Cynthia Leitich Smith's Cynsations provided a link to this BookPage article on comics artist Jeff Smith, creator of the delightful comic Bone.

The conversation offers this glimpse of Bone's transition from self-published comic magazine to multi-volume set from the major children's publisher Scholastic:

Smith encountered his own surprise when he began talking with Scholastic--namely, the suggestion that the Bone series be published in color. Smith says that, when he first created Bone, he stuck with black-and-white for several reasons, including a small budget, an affinity for newspaper comics and his desire to pay tribute to Art Spiegelman’s Pulitzer Prize-winning graphic novel memoir, Maus. . . .

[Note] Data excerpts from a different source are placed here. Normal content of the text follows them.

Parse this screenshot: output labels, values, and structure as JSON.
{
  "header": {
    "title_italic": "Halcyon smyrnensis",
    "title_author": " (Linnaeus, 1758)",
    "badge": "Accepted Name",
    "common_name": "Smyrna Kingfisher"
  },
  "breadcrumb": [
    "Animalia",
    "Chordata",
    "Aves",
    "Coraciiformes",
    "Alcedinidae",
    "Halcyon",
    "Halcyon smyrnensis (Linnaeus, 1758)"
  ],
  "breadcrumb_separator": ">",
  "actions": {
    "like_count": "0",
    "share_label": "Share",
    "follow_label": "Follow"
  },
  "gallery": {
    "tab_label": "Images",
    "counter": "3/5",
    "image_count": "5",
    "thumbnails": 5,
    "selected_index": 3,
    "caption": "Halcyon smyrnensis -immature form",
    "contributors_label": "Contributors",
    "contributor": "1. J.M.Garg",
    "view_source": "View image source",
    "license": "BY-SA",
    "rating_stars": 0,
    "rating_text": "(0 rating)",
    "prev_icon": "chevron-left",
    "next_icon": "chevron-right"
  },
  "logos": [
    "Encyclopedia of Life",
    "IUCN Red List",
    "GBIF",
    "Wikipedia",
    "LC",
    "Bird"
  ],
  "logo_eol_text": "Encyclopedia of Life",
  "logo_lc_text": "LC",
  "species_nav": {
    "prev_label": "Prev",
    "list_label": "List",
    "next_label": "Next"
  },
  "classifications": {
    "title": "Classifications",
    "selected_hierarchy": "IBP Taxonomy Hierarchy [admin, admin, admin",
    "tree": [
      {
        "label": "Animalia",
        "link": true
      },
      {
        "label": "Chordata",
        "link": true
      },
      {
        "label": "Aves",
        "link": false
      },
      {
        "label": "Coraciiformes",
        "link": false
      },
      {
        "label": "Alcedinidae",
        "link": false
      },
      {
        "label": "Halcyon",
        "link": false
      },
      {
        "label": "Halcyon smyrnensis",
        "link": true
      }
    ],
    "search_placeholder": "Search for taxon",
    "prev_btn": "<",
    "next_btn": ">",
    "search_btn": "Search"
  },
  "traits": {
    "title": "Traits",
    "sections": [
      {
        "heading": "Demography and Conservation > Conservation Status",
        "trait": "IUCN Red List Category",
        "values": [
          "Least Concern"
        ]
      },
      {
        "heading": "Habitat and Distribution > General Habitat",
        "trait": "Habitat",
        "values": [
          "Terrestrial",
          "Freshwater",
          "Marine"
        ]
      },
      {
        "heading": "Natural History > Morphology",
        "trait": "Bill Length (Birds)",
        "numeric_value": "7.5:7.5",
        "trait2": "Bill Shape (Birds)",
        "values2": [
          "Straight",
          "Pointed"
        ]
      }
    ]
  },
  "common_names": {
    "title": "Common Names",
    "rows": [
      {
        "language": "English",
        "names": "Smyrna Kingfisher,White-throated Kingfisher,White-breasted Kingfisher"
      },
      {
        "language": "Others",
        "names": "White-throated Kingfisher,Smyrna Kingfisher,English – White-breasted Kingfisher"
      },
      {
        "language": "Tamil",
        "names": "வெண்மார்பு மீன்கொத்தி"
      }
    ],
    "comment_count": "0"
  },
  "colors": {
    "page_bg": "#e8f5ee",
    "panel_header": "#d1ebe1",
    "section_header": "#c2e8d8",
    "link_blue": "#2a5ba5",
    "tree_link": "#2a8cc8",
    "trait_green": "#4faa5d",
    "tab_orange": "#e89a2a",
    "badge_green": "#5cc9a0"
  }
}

"At first, I thought the idea was a little sketchy, that it would be like colorizing Casablanca," Smith says, adding that he's not comparing Bone to the classic movie. "But then, I felt we could do storytelling things with color: create depth, direct people's eyes, create a mood. If something is happening at sunset or twilight, you can only tell the reader or draw really long shadows [in black-and-white]. But if you throw a bright orange light on it, you can really change it. I've been won over."
Although Scholastic is sending Bone into children's libraries, Smith also says he originally created the magazine "for other cartoon-heads. . . I definitely wasn't picturing them as children's books."

That's another piece of evidence for something I've been ruminating about since reading Cybils graphic-novel nominees in January: that in American culture people are more apt to think that a book in comics form is for kids even when that's not very apt at all. Bone reminds me of nothing more strongly than Walt Kelly's Pogo, and although I and many other young readers enjoyed that newspaper strip it was definitely directed at grown-ups.